По моему глубокому убеждению, Моцарт есть высшая, кульминационная точка, до которой красота досягала в сфере музыки.
П. Чайковский
Моцарт — это молодость музыки, вечно юный родник, несущий человечеству радость весеннего обновления и душевной гармонии.
Д. Шостакович
М. Брион. «Моцарт». Глава 16. «Дон Жуан»
Эта романтическая пустота, ощущением которой он наделяет Дон Жуана с его ненасытной готовностью к любви, у самого Моцарта претворяется в зуд творчества, в вечную неудовлетворенность художника, предчувствие недостижимой красоты, которую предвкушающий ее гений никогда не сможет сполна передать. Драма художника, и в частности художника-романтика, состоит в стремлении прочувствовать, охватить взглядом некую вселенную, которая навек останется для него недоступной, ибо ее размеры и формы не поддаются осмыслению и описанию обычным человеческим языком.

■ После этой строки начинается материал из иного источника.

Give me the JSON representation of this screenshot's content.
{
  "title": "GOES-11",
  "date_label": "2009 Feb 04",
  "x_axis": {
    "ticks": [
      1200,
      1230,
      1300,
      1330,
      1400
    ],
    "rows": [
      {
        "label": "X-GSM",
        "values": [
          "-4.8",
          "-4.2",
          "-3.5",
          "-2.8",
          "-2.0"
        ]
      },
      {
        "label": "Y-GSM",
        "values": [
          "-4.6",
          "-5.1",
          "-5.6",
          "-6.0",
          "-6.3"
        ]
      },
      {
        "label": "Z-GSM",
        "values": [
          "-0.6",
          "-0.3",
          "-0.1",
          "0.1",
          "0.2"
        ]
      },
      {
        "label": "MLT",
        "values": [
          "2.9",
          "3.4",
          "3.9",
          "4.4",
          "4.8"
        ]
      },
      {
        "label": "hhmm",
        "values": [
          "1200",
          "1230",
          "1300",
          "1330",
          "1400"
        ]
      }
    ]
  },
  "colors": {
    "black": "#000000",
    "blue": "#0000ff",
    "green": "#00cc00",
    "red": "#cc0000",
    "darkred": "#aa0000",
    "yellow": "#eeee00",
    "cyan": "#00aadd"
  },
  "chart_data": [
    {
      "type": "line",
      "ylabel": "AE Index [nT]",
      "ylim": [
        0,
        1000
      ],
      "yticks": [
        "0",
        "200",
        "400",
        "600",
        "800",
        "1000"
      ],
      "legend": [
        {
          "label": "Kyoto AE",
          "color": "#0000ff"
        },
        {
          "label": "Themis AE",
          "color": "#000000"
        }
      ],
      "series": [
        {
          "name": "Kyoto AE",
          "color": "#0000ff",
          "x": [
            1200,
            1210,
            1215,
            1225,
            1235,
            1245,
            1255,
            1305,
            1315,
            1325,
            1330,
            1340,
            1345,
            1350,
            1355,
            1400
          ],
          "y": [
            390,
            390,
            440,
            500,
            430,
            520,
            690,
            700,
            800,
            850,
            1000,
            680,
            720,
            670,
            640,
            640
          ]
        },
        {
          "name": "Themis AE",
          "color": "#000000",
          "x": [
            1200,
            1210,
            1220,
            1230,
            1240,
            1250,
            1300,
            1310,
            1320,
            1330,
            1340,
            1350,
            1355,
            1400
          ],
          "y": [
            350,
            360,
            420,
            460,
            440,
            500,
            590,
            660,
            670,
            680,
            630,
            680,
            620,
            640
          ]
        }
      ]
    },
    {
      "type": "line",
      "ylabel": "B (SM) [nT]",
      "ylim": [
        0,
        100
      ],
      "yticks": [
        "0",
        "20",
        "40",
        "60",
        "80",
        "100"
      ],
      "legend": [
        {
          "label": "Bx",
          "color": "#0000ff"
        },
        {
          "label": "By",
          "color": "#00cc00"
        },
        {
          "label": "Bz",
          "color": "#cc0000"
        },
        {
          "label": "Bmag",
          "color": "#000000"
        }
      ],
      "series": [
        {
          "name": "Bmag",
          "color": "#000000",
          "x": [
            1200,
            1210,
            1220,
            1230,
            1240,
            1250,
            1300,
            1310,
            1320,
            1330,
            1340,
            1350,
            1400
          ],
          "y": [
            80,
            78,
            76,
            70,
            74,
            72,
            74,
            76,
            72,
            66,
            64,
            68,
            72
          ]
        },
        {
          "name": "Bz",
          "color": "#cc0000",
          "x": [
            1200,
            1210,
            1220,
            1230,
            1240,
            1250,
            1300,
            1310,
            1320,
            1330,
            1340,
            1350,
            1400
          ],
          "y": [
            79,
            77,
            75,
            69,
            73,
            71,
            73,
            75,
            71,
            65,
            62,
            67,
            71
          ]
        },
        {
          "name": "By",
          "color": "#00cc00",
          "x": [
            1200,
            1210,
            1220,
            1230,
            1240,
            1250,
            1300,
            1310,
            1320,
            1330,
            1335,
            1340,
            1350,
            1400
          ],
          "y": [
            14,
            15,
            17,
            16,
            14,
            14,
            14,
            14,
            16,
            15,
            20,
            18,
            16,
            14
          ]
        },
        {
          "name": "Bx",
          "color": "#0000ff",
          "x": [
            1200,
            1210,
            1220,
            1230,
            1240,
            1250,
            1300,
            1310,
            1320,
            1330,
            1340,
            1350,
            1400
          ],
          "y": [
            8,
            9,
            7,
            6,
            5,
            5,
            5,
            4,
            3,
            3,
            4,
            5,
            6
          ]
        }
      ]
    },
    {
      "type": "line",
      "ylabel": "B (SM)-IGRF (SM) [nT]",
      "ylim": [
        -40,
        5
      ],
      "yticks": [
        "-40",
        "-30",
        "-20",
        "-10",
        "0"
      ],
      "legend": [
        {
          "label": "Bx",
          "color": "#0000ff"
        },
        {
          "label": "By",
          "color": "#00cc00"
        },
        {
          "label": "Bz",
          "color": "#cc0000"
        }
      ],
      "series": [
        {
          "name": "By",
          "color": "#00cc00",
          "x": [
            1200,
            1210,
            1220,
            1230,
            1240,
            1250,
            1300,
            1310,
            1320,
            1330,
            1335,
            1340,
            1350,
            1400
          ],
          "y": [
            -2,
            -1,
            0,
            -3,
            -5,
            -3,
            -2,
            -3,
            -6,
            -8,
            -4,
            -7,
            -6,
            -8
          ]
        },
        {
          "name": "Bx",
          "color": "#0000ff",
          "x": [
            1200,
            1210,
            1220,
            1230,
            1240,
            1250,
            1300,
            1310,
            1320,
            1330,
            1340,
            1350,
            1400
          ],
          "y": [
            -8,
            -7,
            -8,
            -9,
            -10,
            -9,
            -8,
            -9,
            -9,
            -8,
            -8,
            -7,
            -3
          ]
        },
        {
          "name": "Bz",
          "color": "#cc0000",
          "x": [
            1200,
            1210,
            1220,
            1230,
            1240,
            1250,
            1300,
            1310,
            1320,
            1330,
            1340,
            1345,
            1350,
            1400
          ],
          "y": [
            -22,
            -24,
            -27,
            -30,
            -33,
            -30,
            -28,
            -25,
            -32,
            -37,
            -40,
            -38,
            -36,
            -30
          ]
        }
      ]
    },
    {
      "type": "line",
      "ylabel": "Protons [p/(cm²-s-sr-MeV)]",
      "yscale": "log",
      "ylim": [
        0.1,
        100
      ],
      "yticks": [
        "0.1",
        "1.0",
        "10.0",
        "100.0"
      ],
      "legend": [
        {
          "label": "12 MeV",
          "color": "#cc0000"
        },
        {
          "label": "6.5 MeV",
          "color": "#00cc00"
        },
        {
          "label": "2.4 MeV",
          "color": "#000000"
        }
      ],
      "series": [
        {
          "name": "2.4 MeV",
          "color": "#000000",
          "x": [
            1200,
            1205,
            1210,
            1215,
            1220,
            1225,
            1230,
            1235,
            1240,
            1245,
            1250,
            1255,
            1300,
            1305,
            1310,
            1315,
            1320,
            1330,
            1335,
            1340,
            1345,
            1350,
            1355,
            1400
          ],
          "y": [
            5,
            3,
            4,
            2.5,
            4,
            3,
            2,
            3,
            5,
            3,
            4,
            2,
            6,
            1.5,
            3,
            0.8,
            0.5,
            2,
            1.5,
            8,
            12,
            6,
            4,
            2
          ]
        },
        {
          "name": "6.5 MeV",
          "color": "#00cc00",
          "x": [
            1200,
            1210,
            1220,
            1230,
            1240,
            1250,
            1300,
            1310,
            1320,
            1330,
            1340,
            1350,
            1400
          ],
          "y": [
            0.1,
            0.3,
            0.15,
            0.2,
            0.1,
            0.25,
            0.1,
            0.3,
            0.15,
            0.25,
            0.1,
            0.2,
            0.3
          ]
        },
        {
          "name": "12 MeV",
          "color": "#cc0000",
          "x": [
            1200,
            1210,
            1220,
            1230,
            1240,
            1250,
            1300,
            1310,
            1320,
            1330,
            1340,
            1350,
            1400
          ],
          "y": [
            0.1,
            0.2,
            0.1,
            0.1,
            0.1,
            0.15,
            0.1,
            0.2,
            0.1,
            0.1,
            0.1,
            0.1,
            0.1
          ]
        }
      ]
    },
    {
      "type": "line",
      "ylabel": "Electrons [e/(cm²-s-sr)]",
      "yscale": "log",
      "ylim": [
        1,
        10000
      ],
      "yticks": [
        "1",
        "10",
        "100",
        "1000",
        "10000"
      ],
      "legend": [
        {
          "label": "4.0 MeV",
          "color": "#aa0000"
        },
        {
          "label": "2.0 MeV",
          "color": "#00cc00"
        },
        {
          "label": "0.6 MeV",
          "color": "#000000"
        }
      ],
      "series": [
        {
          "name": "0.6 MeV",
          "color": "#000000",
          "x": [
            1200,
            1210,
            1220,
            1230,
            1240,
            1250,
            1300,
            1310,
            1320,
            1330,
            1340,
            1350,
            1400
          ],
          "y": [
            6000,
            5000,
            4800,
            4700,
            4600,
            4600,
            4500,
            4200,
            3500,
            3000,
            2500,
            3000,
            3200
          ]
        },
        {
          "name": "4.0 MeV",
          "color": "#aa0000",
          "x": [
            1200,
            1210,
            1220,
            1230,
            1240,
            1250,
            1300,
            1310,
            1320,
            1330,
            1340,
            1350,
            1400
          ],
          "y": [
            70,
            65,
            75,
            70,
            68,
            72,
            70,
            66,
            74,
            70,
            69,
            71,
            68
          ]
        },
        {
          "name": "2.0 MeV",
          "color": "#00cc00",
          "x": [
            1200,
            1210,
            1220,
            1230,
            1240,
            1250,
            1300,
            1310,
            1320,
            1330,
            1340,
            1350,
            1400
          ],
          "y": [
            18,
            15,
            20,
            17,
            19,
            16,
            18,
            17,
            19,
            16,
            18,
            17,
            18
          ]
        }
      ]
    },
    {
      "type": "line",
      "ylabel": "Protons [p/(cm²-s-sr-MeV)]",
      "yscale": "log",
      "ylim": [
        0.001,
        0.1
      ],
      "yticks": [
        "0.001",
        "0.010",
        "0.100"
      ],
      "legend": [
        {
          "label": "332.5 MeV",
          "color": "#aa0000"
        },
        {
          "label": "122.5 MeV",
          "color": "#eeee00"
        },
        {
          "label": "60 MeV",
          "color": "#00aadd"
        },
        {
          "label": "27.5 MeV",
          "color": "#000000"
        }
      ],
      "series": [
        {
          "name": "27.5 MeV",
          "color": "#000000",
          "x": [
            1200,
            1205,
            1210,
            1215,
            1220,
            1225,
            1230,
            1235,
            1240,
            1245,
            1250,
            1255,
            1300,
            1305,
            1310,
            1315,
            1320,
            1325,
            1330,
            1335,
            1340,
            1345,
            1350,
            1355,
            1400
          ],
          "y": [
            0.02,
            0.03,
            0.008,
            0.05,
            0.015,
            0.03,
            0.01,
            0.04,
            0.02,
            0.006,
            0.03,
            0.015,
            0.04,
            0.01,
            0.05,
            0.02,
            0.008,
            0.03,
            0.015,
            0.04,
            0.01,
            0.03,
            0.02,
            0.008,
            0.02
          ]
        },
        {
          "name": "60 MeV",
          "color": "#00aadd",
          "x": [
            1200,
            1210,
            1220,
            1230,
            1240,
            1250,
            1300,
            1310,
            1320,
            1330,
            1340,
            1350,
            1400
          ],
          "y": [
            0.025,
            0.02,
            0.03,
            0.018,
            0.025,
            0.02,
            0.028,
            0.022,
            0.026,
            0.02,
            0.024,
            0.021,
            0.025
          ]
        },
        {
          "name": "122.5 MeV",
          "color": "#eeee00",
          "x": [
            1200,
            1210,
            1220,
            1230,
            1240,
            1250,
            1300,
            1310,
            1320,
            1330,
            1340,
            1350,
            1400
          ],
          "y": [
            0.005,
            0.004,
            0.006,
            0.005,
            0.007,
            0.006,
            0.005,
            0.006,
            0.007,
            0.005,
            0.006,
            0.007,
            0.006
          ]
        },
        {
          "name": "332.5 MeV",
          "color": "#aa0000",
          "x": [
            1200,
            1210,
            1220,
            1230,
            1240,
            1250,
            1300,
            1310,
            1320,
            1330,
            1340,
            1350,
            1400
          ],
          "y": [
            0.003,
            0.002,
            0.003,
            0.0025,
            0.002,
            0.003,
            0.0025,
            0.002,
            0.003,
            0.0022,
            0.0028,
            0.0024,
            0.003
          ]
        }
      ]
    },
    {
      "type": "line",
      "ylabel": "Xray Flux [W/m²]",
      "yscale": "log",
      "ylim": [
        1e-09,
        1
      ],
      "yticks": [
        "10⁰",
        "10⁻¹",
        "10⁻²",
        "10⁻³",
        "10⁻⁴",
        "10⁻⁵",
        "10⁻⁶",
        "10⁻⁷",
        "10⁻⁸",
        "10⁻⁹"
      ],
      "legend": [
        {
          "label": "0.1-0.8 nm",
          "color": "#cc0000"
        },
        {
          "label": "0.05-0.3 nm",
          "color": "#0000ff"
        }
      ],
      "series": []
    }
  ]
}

Необходимо уяснить, что составляет основу образа Дон Жуана, образа, расшифровать который целиком Моцарт, пожалуй, не смог. Драма соблазнителя — это по существу драма художника. Творец форм, образов, гармоний — это птицелов, который пытается поймать и посадить в клетку прекраснейших птиц в очарованном лесу, где ему позволено гулять. Он соблазняет эти крылатые создания, эфемерные, духовные, чтобы поместить их, как в клетку, в свои картины, поэмы, симфонии. Может быть, именно оттого, что он сам видел в себе такого птицелова, Моцарт за несколько часов до смерти напевал начало выходной арии Папагено из первого акта Волшебной флейты: «Я самый ловкий птицелов...» Дон Жуан — тоже в своем роде птицелов, и нам нетрудно себе представить, что подобно тому, как волшебные птицы, попав в руки человека, утрачивают яркость окраски и способность петь, отловивший их птицелов не испытывает ничего, кроме неутоленности и разочарования.
Мы, кого наполняет сверхчеловеческой радостью музыка Моцарта, которую мы считаем дивно прекрасной, не можем угадать, насколько сам он порой бывал не удовлетворен даже тем, что представляется нам самым возвышенным и чистым проявлением его гения. Если Моцарт и не испытал того, что довелось испытать Дон Жуану в области чувств, то в процессе художественного творчества он наверняка не меньше Дон Жуана страдал от невозможности достичь того уровня, к какому он неосознанно стремился, соединить сновидение с мечтой. Несомненно, именно поэтому Моцарт страдал, чувствуя, насколько его не понимают, — для любого художника непонимание и равнодушие становятся трагическим подтверждением обоснованности претензий, предъявляемых им к самому себе. Моцарта отличало столь тонкое духовное равновесие, что он не мог впасть в тоску, которая довела Гельдерлина и Шумана до сумасшествия, но мучительные тревоги, беспокойное стремление к абсолютному совершенству так же его подгоняли, как внутреннее беспокойство подгоняло Дон Жуана, преследовавшего новую любовь, которая всякий раз представлялась ему более цельной, отличающейся от тех, которые он пережил прежде, — всепоглощающей. Вот почему эта опера окончится своего рода трагическим апофеозом. Дон Жуана, эту жертву тщетного поиска абсолюта, уводит каменная статуя, которую он неосмотрительно пригласил на ужин и тяжелые шаги которой по лестнице в звуковом ряду обозначают нарастание лавины фатальности: уже первые такты увертюры предупреждают о том, что эта фатальность пришла в движение. Подобно тому, как Паша в Похищении, имитируя блаженство, являл собою бога из машины, даровавшего влюбленным все мыслимые блага, Командор, сошедший со своего постамента в ответ на выходку Дон Жуана, стал именно орудием уже предначертанной развязки. Не могло быть иного исхода у вечного поиска невозможного счастья, кроме этой мраморной руки, стирающей в порошок чересчур пылкое сердце всеобщего любовника.